Last spring, after Dad died, we had the mammoth task of selling their home they’d lived in for about 25 years. I wept as I folded away his clothes into bin bags for charity, donated furniture and bed linen to the local homeless shelter, and packed away the gifts and holiday souvenirs that meant so much to them.

Mum chose the things she liked best to take into the annexe we’d made comfort – able. Then, just ten months later, it was time for a thousand little partings once again, in more visits to charity shops. 

I couldn’t touch her little home for quite a while, once the funeral was done. You tell yourself it’s only things and old clothes don’t matter. Oh, but a coat on a peg can make you howl. 

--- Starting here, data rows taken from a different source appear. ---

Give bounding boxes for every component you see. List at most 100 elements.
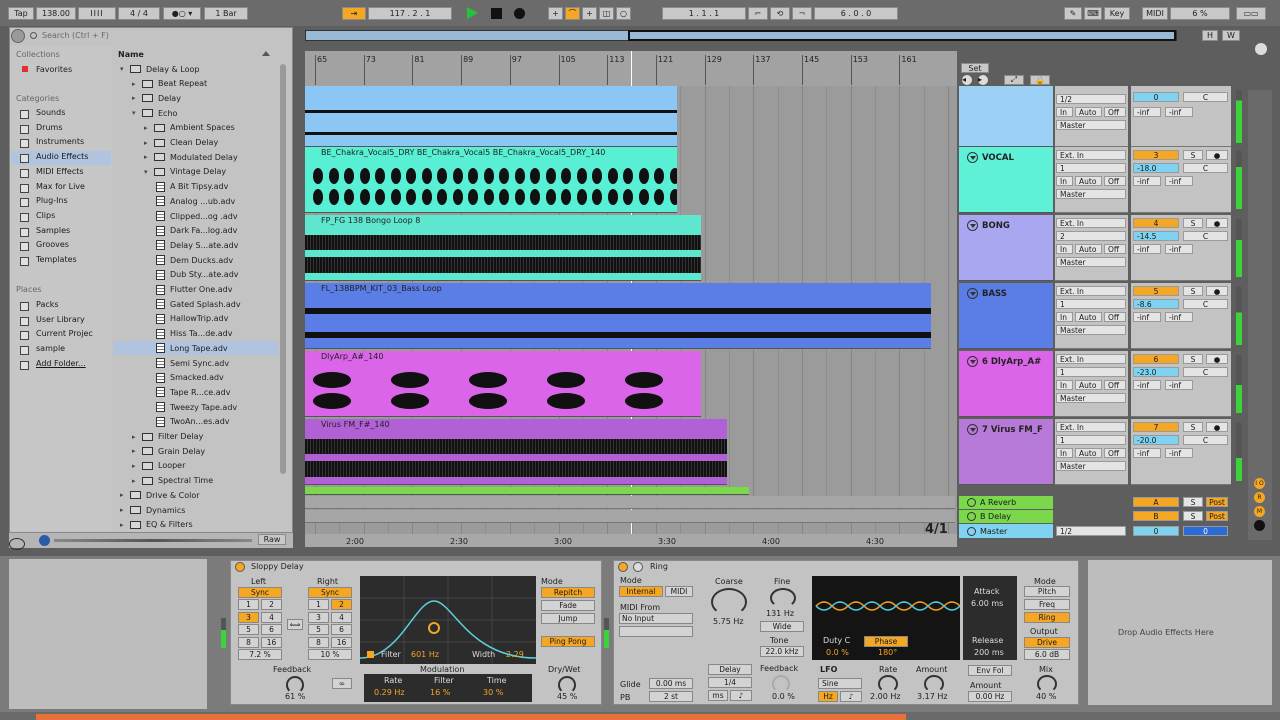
master-volume-field[interactable]: 0 (1133, 526, 1179, 536)
send-a-field[interactable]: -inf (1133, 176, 1161, 186)
ms-button[interactable]: ms (708, 690, 728, 701)
nav-left-icon[interactable]: ◂ (962, 75, 972, 85)
folder-item[interactable]: ▸ Looper (132, 459, 185, 473)
solo-button[interactable]: S (1183, 150, 1203, 160)
filter-freq-value[interactable]: 601 Hz (411, 650, 439, 659)
sidebar-item-favorites[interactable]: Favorites (36, 65, 72, 74)
folder-item[interactable]: ▾ Vintage Delay (144, 165, 226, 179)
midi-channel-select[interactable] (619, 626, 693, 637)
session-record-icon[interactable]: ○ (616, 7, 631, 20)
mixer-toggle-icon[interactable]: M (1254, 506, 1265, 517)
wide-button[interactable]: Wide (760, 621, 804, 632)
send-a-field[interactable]: -inf (1133, 380, 1161, 390)
loop-length-field[interactable]: 6 . 0 . 0 (814, 7, 898, 20)
monitor-off-button[interactable]: Off (1104, 380, 1126, 390)
note-icon[interactable]: ♪ (730, 690, 752, 701)
chevron-right-icon[interactable]: ▸ (144, 124, 154, 132)
midi-button[interactable]: MIDI (665, 586, 693, 597)
return-post-button[interactable]: Post (1206, 511, 1228, 521)
freeze-icon[interactable]: ∞ (332, 678, 352, 689)
chevron-right-icon[interactable]: ▸ (120, 491, 130, 499)
left-division-button[interactable]: 5 (238, 624, 259, 635)
scroll-up-icon[interactable] (1255, 43, 1267, 55)
preset-item[interactable]: Delay S...ate.adv (156, 238, 238, 252)
preset-item[interactable]: Flutter One.adv (156, 283, 232, 297)
pitch-button[interactable]: Pitch (1024, 586, 1070, 597)
audio-clip[interactable] (305, 487, 749, 495)
volume-field[interactable]: -23.0 (1133, 367, 1179, 377)
groove-pool-icon[interactable] (9, 538, 25, 550)
master-track-header[interactable]: Master (959, 524, 1053, 538)
mix-knob[interactable] (1037, 675, 1057, 693)
preset-item[interactable]: Dark Fa...log.adv (156, 224, 237, 238)
monitor-off-button[interactable]: Off (1104, 448, 1126, 458)
folder-item[interactable]: ▾ Echo (132, 106, 177, 120)
chevron-right-icon[interactable]: ▸ (144, 153, 154, 161)
folder-item[interactable]: ▸ Clean Delay (144, 136, 218, 150)
tap-button[interactable]: Tap (8, 7, 34, 20)
folder-item[interactable]: ▸ Drive & Color (120, 488, 200, 502)
return-activator[interactable]: B (1133, 511, 1179, 521)
drive-button[interactable]: Drive (1024, 637, 1070, 648)
right-division-button[interactable]: 16 (331, 636, 352, 648)
mod-filter-value[interactable]: 16 % (430, 688, 450, 697)
lfo-amount-knob[interactable] (924, 675, 944, 693)
output-select[interactable]: Master (1056, 189, 1126, 199)
audio-clip[interactable]: DlyArp_A#_140 (305, 351, 701, 417)
midi-map-button[interactable]: MIDI (1142, 7, 1168, 20)
pan-field[interactable]: C (1183, 92, 1228, 102)
input-channel-select[interactable]: 2 (1056, 231, 1126, 241)
place-item[interactable]: sample (36, 344, 65, 353)
track-header[interactable]: BASS (959, 283, 1053, 349)
volume-field[interactable]: -20.0 (1133, 435, 1179, 445)
monitor-in-button[interactable]: In (1056, 380, 1073, 390)
browser-toggle-icon[interactable] (11, 29, 25, 43)
track-header[interactable]: 7 Virus FM_F (959, 419, 1053, 485)
right-division-button[interactable]: 2 (331, 599, 352, 610)
right-division-button[interactable]: 4 (331, 611, 352, 623)
fold-icon[interactable] (967, 356, 978, 367)
fold-icon[interactable] (967, 152, 978, 163)
chevron-right-icon[interactable]: ▸ (132, 94, 142, 102)
preset-item[interactable]: Long Tape.adv (156, 341, 228, 355)
preset-item[interactable]: Semi Sync.adv (156, 356, 229, 370)
left-division-button[interactable]: 2 (261, 599, 282, 610)
loop-start-field[interactable]: 1 . 1 . 1 (662, 7, 746, 20)
link-icon[interactable]: ⟺ (287, 619, 303, 630)
crossfader-toggle-icon[interactable] (1254, 520, 1265, 531)
solo-button[interactable]: S (1183, 354, 1203, 364)
folder-item[interactable]: ▸ Dynamics (120, 503, 185, 517)
automation-arm-icon[interactable]: ⌒ (565, 7, 580, 20)
browser-scrollbar[interactable] (280, 64, 286, 474)
place-item[interactable]: Add Folder... (36, 359, 86, 368)
input-channel-select[interactable]: 1 (1056, 163, 1126, 173)
input-type-select[interactable]: Ext. In (1056, 354, 1126, 364)
right-division-button[interactable]: 3 (308, 611, 329, 623)
sidebar-item-midi-effects[interactable]: MIDI Effects (36, 167, 84, 176)
right-sync-button[interactable]: Sync (308, 587, 352, 598)
preset-item[interactable]: Dub Sty...ate.adv (156, 268, 239, 282)
pan-field[interactable]: C (1183, 435, 1228, 445)
sort-icon[interactable] (262, 51, 270, 56)
chevron-right-icon[interactable]: ▸ (132, 477, 142, 485)
output-select[interactable]: Master (1056, 393, 1126, 403)
fine-knob[interactable] (770, 588, 796, 608)
overview-w-button[interactable]: W (1222, 30, 1240, 41)
set-button[interactable]: Set (961, 63, 989, 73)
freq-button[interactable]: Freq (1024, 599, 1070, 610)
monitor-in-button[interactable]: In (1056, 176, 1073, 186)
arm-button[interactable]: ● (1206, 286, 1228, 296)
preset-item[interactable]: Gated Splash.adv (156, 297, 241, 311)
volume-field[interactable]: -8.6 (1133, 299, 1179, 309)
chevron-down-icon[interactable]: ▾ (144, 168, 154, 176)
env-fol-button[interactable]: Env Fol (968, 665, 1012, 676)
follow-icon[interactable]: ⇥ (342, 7, 366, 20)
track-activator[interactable]: 5 (1133, 286, 1179, 296)
arm-button[interactable]: ● (1206, 422, 1228, 432)
input-type-select[interactable]: Ext. In (1056, 150, 1126, 160)
track-activator[interactable]: 6 (1133, 354, 1179, 364)
record-icon[interactable] (514, 8, 525, 19)
chevron-right-icon[interactable]: ▸ (120, 521, 130, 529)
mod-rate-value[interactable]: 0.29 Hz (374, 688, 405, 697)
preset-item[interactable]: Tweezy Tape.adv (156, 400, 237, 414)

When grieving relatives believe it’s their duty to cling to everything treasured by the beloved dead

You have to act. You simply can’t let that stuff weigh down your own life. It was painful to know that the reproduction antique furniture she loved was all but worthless, though thank – fully my daughter found room for her little desk. Then I confronted that huge Victorian chest of drawers and a wardrobe stuffed with clothes — by far the hardest part. The sparkly top she’d customised with sequins and furry red trim for our millennium party blinded me… an agonising something in my eye. 

Then I shed tears over the outfit she’d chosen for my second wedding in 2007, remembering how happy she was. The suit looked terrible on me. In any case, you simply cannot hang on to your parents’ every possession. 

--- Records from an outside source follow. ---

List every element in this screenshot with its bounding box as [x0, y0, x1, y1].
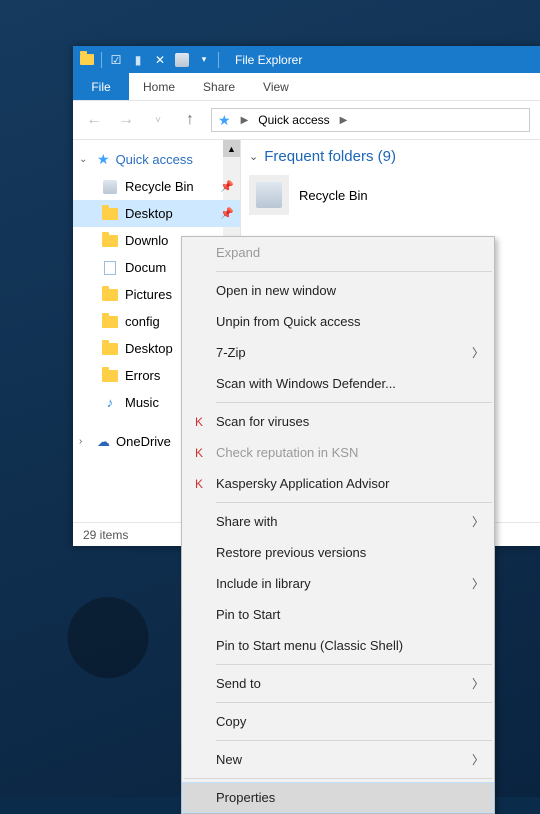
back-button[interactable]: ← — [83, 109, 105, 131]
folder-icon — [102, 289, 118, 301]
nav-label: Music — [125, 395, 159, 410]
folder-icon — [102, 370, 118, 382]
tab-share[interactable]: Share — [189, 73, 249, 100]
menu-copy[interactable]: Copy — [182, 706, 494, 737]
submenu-arrow-icon: 〉 — [472, 513, 484, 530]
nav-label: Downlo — [125, 233, 168, 248]
menu-restore-versions[interactable]: Restore previous versions — [182, 537, 494, 568]
quick-access-star-icon: ★ — [218, 112, 231, 129]
menu-open-new-window[interactable]: Open in new window — [182, 275, 494, 306]
forward-button: → — [115, 109, 137, 131]
kaspersky-shield-icon: K — [190, 446, 208, 460]
menu-unpin-quick-access[interactable]: Unpin from Quick access — [182, 306, 494, 337]
menu-scan-viruses[interactable]: KScan for viruses — [182, 406, 494, 437]
nav-label: Errors — [125, 368, 160, 383]
recycle-bin-icon — [103, 180, 117, 194]
nav-label: config — [125, 314, 160, 329]
star-icon: ★ — [97, 151, 110, 168]
explorer-icon — [79, 52, 95, 68]
pin-icon: 📌 — [220, 180, 234, 193]
menu-send-to[interactable]: Send to〉 — [182, 668, 494, 699]
nav-label: Quick access — [116, 152, 193, 167]
chevron-down-icon[interactable]: ⌄ — [249, 150, 258, 163]
nav-label: Desktop — [125, 341, 173, 356]
kaspersky-shield-icon: K — [190, 477, 208, 491]
nav-item-recyclebin[interactable]: Recycle Bin 📌 — [73, 173, 240, 200]
qat-recycle-icon[interactable] — [174, 52, 190, 68]
qat-newfolder-icon[interactable]: ▮ — [130, 52, 146, 68]
group-title: Frequent folders (9) — [264, 148, 396, 165]
folder-icon — [102, 343, 118, 355]
qat-delete-icon[interactable]: ✕ — [152, 52, 168, 68]
quick-access-toolbar: ☑ ▮ ✕ ▾ — [73, 52, 225, 68]
pin-icon: 📌 — [220, 207, 234, 220]
address-bar[interactable]: ★ ▶ Quick access ▶ — [211, 108, 530, 132]
address-row: ← → ˅ ↑ ★ ▶ Quick access ▶ — [73, 101, 540, 140]
onedrive-icon: ☁ — [97, 434, 110, 450]
tab-view[interactable]: View — [249, 73, 303, 100]
chevron-right-icon[interactable]: ▶ — [336, 115, 352, 126]
nav-label: Recycle Bin — [125, 179, 194, 194]
submenu-arrow-icon: 〉 — [472, 751, 484, 768]
title-bar[interactable]: ☑ ▮ ✕ ▾ File Explorer — [73, 46, 540, 73]
content-group-header[interactable]: ⌄ Frequent folders (9) — [249, 148, 532, 165]
nav-label: Desktop — [125, 206, 173, 221]
nav-label: Docum — [125, 260, 166, 275]
menu-check-reputation: KCheck reputation in KSN — [182, 437, 494, 468]
submenu-arrow-icon: 〉 — [472, 675, 484, 692]
menu-windows-defender[interactable]: Scan with Windows Defender... — [182, 368, 494, 399]
chevron-right-icon[interactable]: › — [79, 436, 91, 447]
recycle-bin-large-icon — [249, 175, 289, 215]
chevron-down-icon[interactable]: ⌄ — [79, 154, 91, 165]
nav-item-desktop[interactable]: Desktop 📌 — [73, 200, 240, 227]
recent-dropdown-icon[interactable]: ˅ — [147, 109, 169, 131]
folder-icon — [102, 316, 118, 328]
submenu-arrow-icon: 〉 — [472, 575, 484, 592]
document-icon — [104, 261, 116, 275]
breadcrumb-location[interactable]: Quick access — [252, 113, 335, 127]
menu-share-with[interactable]: Share with〉 — [182, 506, 494, 537]
item-name: Recycle Bin — [299, 188, 368, 203]
qat-properties-icon[interactable]: ☑ — [108, 52, 124, 68]
nav-label: OneDrive — [116, 434, 171, 449]
menu-7zip[interactable]: 7-Zip〉 — [182, 337, 494, 368]
kaspersky-shield-icon: K — [190, 415, 208, 429]
context-menu: Expand Open in new window Unpin from Qui… — [181, 236, 495, 814]
qat-dropdown-icon[interactable]: ▾ — [196, 52, 212, 68]
menu-pin-to-start[interactable]: Pin to Start — [182, 599, 494, 630]
menu-properties[interactable]: Properties — [182, 782, 494, 813]
status-text: 29 items — [83, 528, 128, 542]
menu-include-library[interactable]: Include in library〉 — [182, 568, 494, 599]
nav-label: Pictures — [125, 287, 172, 302]
up-button[interactable]: ↑ — [179, 109, 201, 131]
menu-pin-classic-shell[interactable]: Pin to Start menu (Classic Shell) — [182, 630, 494, 661]
menu-expand: Expand — [182, 237, 494, 268]
music-icon: ♪ — [101, 395, 119, 410]
file-tab[interactable]: File — [73, 73, 129, 100]
menu-kaspersky-advisor[interactable]: KKaspersky Application Advisor — [182, 468, 494, 499]
nav-quick-access[interactable]: ⌄ ★ Quick access — [73, 146, 240, 173]
chevron-right-icon[interactable]: ▶ — [237, 115, 253, 126]
tab-home[interactable]: Home — [129, 73, 189, 100]
submenu-arrow-icon: 〉 — [472, 344, 484, 361]
folder-icon — [102, 235, 118, 247]
window-title: File Explorer — [225, 53, 302, 67]
ribbon-tabs: File Home Share View — [73, 73, 540, 101]
menu-new[interactable]: New〉 — [182, 744, 494, 775]
content-item-recyclebin[interactable]: Recycle Bin — [249, 175, 532, 215]
folder-icon — [102, 208, 118, 220]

When grieving relatives believe it’s their duty to cling to everything treasured by the beloved dead, normal grief can turn into such a dragging weight it can entomb the spirits for ever. 

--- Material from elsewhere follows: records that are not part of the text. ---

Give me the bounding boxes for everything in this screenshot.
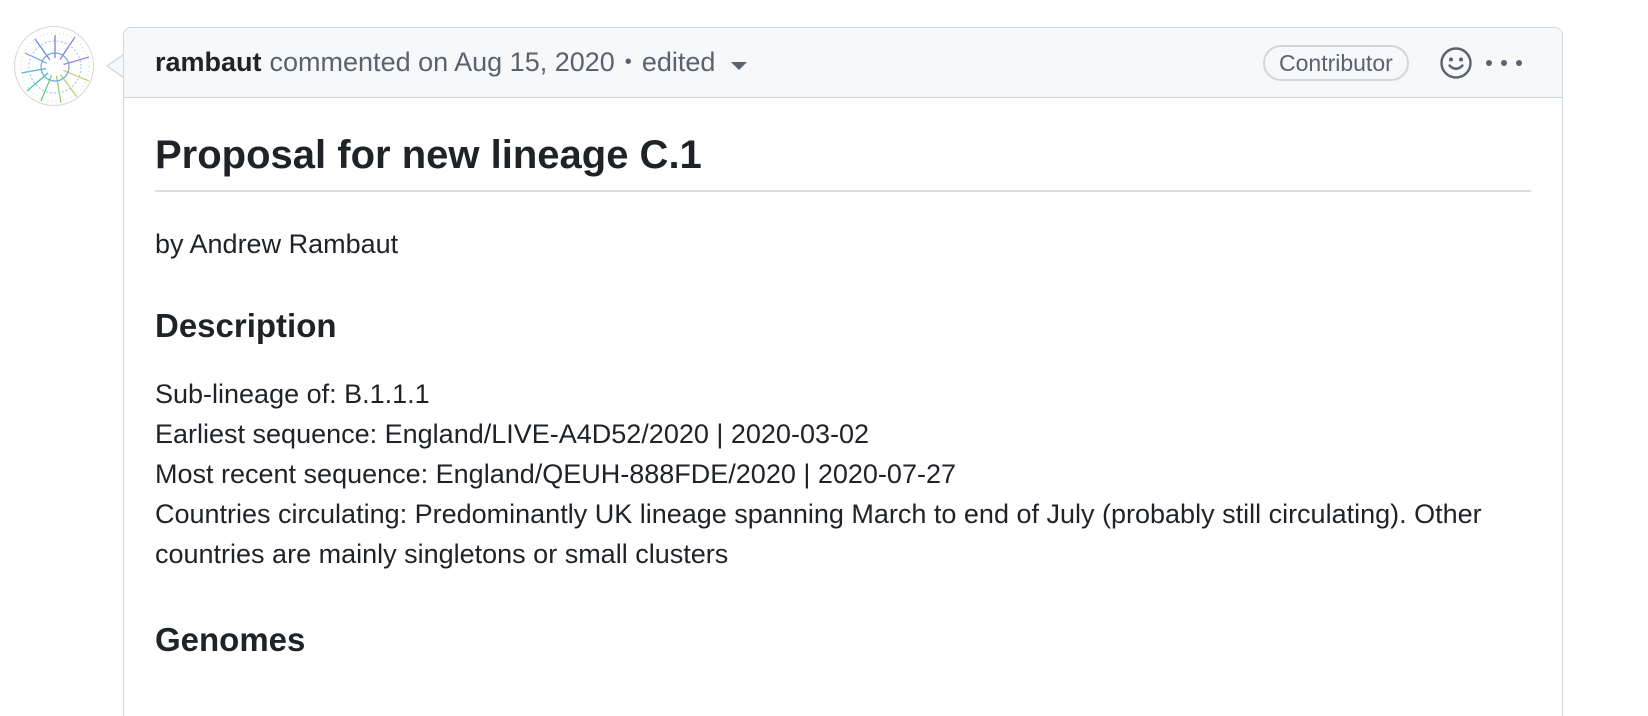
comment-header: rambaut commented on Aug 15, 2020 • edit… xyxy=(124,28,1562,98)
add-reaction-button[interactable] xyxy=(1439,46,1473,80)
description-block: Sub-lineage of: B.1.1.1 Earliest sequenc… xyxy=(155,374,1531,574)
proposal-title: Proposal for new lineage C.1 xyxy=(155,132,1531,192)
triangle-down-icon xyxy=(731,61,748,70)
kebab-dot xyxy=(1516,60,1522,66)
contributor-badge: Contributor xyxy=(1263,45,1409,81)
most-recent-sequence-line: Most recent sequence: England/QEUH-888FD… xyxy=(155,459,956,489)
comment-timestamp[interactable]: commented on Aug 15, 2020 xyxy=(270,47,615,78)
comment-body: Proposal for new lineage C.1 by Andrew R… xyxy=(124,98,1562,660)
separator-dot: • xyxy=(624,51,632,73)
kebab-dot xyxy=(1501,60,1507,66)
sub-lineage-line: Sub-lineage of: B.1.1.1 xyxy=(155,379,430,409)
author-link[interactable]: rambaut xyxy=(155,47,262,78)
comment-box: rambaut commented on Aug 15, 2020 • edit… xyxy=(123,27,1563,716)
issue-comment-page: rambaut commented on Aug 15, 2020 • edit… xyxy=(0,0,1648,716)
countries-circulating-line: Countries circulating: Predominantly UK … xyxy=(155,499,1482,569)
earliest-sequence-line: Earliest sequence: England/LIVE-A4D52/20… xyxy=(155,419,869,449)
genomes-heading: Genomes xyxy=(155,621,306,658)
byline: by Andrew Rambaut xyxy=(155,229,399,259)
kebab-horizontal-icon xyxy=(1486,60,1492,66)
smiley-icon xyxy=(1440,47,1472,79)
description-heading: Description xyxy=(155,307,337,344)
edited-history-button[interactable]: edited xyxy=(642,47,748,78)
avatar[interactable] xyxy=(14,26,94,106)
edited-label: edited xyxy=(641,47,716,77)
comment-options-button[interactable] xyxy=(1486,50,1522,76)
comment-pointer-fill xyxy=(108,55,124,77)
avatar-tree-icon xyxy=(20,32,90,104)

On the other hand, when a widow goes to bed each night with her husband’s favourite checked shirt, you know the scent of it brings her comfort. A middle-aged man can find joy in wearing his dead father’s fishing cap, because the shape of it, moulded by that dear old head, will be like that big hand tousling his hair when he was a little boy: You might pull on your mother’s favourite Puffa jacket, just to be able to chat to her. 

So I faced the clothes. The beige cardigan, and her old green one? Nope. I dislike ‘dusty’ colours, so some of that knitwear must go. The M&S slacks were perfectly good but too ‘middle-aged’ for me — even though I’m 76! 

And tiny Mum’s pretty blouses would not fasten over my more ample bosom so they had to be packed up. 

But not everything. Mum had a weakness for jumpers — the best of them cashmere. And I encouraged it. She’d worked hard all her life, moving from packing biscuits, to typing, to learning shorthand, to taking a couple of O-levels in her 40s, and ending her working life as a civil servant in the Magistrates’ Courts Office. She and Dad saved and saved and were able to help me when I needed it, and my children too. 

When I was young she knitted ferociously every night and so shop-bought knitwear was a rare luxury. As a teenager I sewed her dresses and she knitted me big sweaters I still have, with the sewn-in label saying, ‘Made by mother with love’.

When she found it difficult to roam M&S, mail order became almost a hobby. Knowing how much she hated ageing, I urged her on. ‘Why shouldn’t you send off for another jumper, Mum? Go on… I like that peachy colour.’ 

So the parcel would arrive and she’d wear the new garment for Sunday lunch. 

So I knew I must keep the best of her knitwear, hoping my daughter might like one or two of Nan’s jumpers. 

Now I look at the little pile, and the couple of Monsoon tops that look good on me, and pick up her favourite necklace (made from seeds and bought when I was at school) and suddenly it feels both a comfort and an homage. 

Mum didn’t go for fancy things. A blue-and-white shawl I pick out from the other scarves I kept was a Christmas gift from my son and his wife, and although Mum loved it she was afraid of spilling tea, so it remained almost unworn. It won’t now. 

Valuing her garments as she did has a powerful symbolic value for me. Yes, I will look after and wear your clothes, Mum, because you taught me that appearances matter — and that was just one dear lesson in a lifetime of love.